4        Mit dem angefochtenen Erkenntnis wies das BFG die dagegen erhobene Beschwerde ab und erklärte eine Revision für unzulässig. Begründend führte das BFG aus, es bestehe kein Zweifel, dass die unversteuerte Auszahlung der Tages- und Nächtigungsgelder auf Grund von unrichtigen Aufzeichnungen erfolgt sei, die keinen einwandfreien Nachweis für die Rechtmäßigkeit der nicht steuerbaren Auszahlung der Tages- und Nächtigungsgelder böten. Die aus den vorgelegten Ausdrucken der digitalen Fahrerkarten der Fahrer zu ersehenden Beginn- und Ende-Zeiten sowie die gefahrenen Kilometer pro Tag seien als den tatsächlichen Verhältnissen entsprechende Größen anzusehen. Nachdem die Diätenaufzeichnungen der revisionswerbenden GmbH auf Grund dieser Vorgangsweise als sachlich unrichtig zu beurteilen seien, führe dies, da sie die Grundlage für die steuerfreie Anerkennung der Tages- und Nächtigungsgelder darstellten, zu einer rechtswidrigen Anwendung des § 26 Z 4 EStG 1988. Die Berechnung der tatsächlich steuerfreien Tages- und Nächtigungsgelder habe nicht zuletzt wegen der fehlenden Grenzübertrittszeiten nicht mehr exakt nachvollzogen werden können. Für die Berechnung von Tagesdiäten bei Auslandsreisen komme es nämlich wesentlich darauf an, wann die Grenzübertritte stattgefunden hätten. Es sei der Revisionswerberin selbst zuzurechnen, dass durch die Vereitelung bzw. das völlige Fehlen von Grenzübertrittszeiten und der Manipulationen der Abfahrts- und Ankunftsorte die genaue Errechnung der höheren Tages- und Nächtigungsgelder nicht möglich sei. Für die von ihr begehrte Anwendung von Mischsätzen aus Inlands- und Auslandssatz auf alle Fahrten (inklusive bloßer Inlandsfahrten) bei der Schätzung bestehe keine Grundlage. Lägen keine leicht nachvollziehbare Aufzeichnungen vor, könne § 26 Z 4 EStG 1988 nicht zur Anwendung kommen und stellten die Arbeitgeberzahlungen dem Grunde nach (steuerpflichtigen) Arbeitslohn dar. Dessen ungeachtet habe das Finanzamt Berechnungen angestellt, mit welchen es auf Grundlage der aus den im Zuge des Prüfungsverfahrens gewonnenen Erkenntnisse die Höhe der nicht steuerbaren Tages- und Nächtigungsgelder in annähernd richtiger Höhe zu ermitteln versucht und die errechneten Beträge als nicht steuerbare Bezugsteile anerkannt habe. Eine Beschwer könne das BFG in diesen Berechnungen nicht erkennen.
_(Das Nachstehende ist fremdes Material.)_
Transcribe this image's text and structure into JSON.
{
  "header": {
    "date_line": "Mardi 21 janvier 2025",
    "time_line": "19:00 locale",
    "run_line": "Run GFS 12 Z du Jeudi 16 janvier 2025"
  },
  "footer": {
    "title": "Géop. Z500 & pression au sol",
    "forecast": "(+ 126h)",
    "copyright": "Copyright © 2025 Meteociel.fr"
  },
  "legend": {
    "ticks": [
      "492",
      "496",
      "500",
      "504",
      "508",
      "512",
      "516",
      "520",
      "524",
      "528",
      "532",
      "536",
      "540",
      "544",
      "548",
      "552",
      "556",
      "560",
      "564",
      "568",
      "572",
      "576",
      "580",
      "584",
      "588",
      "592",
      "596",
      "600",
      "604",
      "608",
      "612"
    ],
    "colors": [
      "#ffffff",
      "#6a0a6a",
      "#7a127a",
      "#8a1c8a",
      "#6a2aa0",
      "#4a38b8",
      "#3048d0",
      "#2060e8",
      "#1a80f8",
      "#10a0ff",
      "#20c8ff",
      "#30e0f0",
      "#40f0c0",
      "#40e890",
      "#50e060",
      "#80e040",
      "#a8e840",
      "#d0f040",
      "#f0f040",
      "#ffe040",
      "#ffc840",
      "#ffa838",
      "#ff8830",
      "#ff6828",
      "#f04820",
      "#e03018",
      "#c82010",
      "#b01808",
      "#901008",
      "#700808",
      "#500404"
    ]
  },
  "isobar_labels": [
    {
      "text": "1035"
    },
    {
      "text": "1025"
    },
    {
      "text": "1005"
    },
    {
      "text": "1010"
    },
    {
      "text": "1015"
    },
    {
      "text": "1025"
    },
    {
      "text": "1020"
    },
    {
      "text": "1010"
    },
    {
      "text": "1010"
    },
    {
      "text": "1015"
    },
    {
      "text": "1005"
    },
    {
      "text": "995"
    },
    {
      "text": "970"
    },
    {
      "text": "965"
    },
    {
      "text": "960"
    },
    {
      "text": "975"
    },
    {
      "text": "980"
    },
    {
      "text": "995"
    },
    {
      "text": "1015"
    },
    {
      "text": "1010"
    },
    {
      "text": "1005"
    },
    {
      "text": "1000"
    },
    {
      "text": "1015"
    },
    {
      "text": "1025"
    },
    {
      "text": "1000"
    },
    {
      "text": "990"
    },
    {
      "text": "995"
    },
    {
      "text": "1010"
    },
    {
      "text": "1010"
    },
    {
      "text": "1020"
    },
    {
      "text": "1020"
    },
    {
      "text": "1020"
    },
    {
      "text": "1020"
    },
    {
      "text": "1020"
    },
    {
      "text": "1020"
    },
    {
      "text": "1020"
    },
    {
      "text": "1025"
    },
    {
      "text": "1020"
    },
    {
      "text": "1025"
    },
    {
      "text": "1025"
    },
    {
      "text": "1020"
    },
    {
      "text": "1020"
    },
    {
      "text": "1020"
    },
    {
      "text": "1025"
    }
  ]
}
5        Zur nachträglich beantragten mündlichen Verhandlung führte das BFG aus, die revisionswerbende GmbH habe im Wege ihrer bevollmächtigten steuerlichen Vertretung mit ergänzendem Schreiben vom 19. April 2013 den Antrag auf eine mündliche Verhandlung gestellt, „falls dies zur weiteren Klärung des Sachverhaltes und zur Entscheidung notwendig bzw. sachdienlich erscheint“. Nach § 274 Abs. 1 Z 1 lit. a und b BAO habe über die Beschwerde eine mündliche Verhandlung stattzufinden, wenn es in der Beschwerde oder im Vorlageantrag (§ 264) beantragt werde. Der Antrag auf Anberaumung einer mündlichen Verhandlung sei in der Beschwerde oder im Vorlageantrag zu stellen. Anträge auf Anberaumung einer mündlichen Verhandlung, die erst in einem die Beschwerde ergänzenden Schriftsatz gestellt würden, begründeten keinen Anspruch auf Durchführung einer mündlichen Verhandlung. Im Revisionsfall sei in der Beschwerde vom 19. Februar 2013 kein Antrag auf Anberaumung einer mündlichen Verhandlung gestellt worden. Vielmehr sei dieser Antrag erst in einem ergänzenden Schreiben vom 19. April 2013 eingebracht worden. Demnach bestehe kein Rechtsanspruch auf Anberaumung einer mündlichen Verhandlung gemäß § 274 BAO. Abgesehen davon sei weder aus dem Vorbringen der revisionswerbenden GmbH in der Beschwerdeschrift noch aus den voranstehenden Ausführungen erkennbar, dass der Sachverhalt strittig wäre. Es sei daher von der Abhaltung einer mündlichen Verhandlung abzusehen gewesen.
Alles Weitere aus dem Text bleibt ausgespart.